Alors que l’Iran affirme que le blocus américain est en train d’être levé, les États-Unis n’ont pas encore confirmé cette information. La circulation de ces navires pourrait, si elle se poursuit, modifier l’équilibre des flux pétroliers dans la région, avec des répercussions économiques et géopolitiques majeures.

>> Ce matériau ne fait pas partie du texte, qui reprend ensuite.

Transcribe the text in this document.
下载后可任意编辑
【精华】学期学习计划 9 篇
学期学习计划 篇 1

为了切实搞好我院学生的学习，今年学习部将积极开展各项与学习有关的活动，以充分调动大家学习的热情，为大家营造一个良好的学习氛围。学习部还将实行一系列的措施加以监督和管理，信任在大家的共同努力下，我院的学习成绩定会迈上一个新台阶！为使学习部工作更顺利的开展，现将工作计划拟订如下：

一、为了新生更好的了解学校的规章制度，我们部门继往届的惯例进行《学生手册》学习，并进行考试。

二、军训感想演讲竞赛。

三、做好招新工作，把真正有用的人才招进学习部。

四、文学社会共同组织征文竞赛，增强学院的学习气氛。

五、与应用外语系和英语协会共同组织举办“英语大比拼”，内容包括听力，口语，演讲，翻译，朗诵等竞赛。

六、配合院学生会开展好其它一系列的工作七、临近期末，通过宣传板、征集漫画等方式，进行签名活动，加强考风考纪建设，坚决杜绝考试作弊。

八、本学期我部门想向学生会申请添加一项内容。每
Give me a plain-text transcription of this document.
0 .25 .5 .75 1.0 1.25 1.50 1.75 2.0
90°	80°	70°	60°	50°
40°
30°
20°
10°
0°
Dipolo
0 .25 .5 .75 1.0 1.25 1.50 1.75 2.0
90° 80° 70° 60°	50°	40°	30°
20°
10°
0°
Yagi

Les observateurs s’interrogent désormais sur la réaction d’Israël, qui maintient sa position militaire au sud du Liban, et sur la capacité des États-Unis à garantir l’application des engagements pris par Téhéran. Une chose est certaine : la région reste sous haute surveillance.
L’accord vise principalement à encadrer le programme nucléaire iranien et à lever progressivement les sanctions économiques imposées à l’Iran. Il pourrait également inclure des mesures sur la levée du blocus pétrolier et des engagements de non-agression. Les détails précis n’ont pas encore été rendus publics, mais les négociations portent sur des concessions mutuelles pour apaiser les tensions.
Israël justifie sa présence militaire au sud du Liban par la nécessité de sécuriser sa frontière et de contrer les groupes armés soutenus par l’Iran, comme le Hezbollah. Malgré les avancées diplomatiques entre Washington et Téhéran, Israël maintient une position ferme, estimant que la menace régionale persiste. Ces frappes pourraient aussi servir à envoyer un message de fermeté à Téhéran.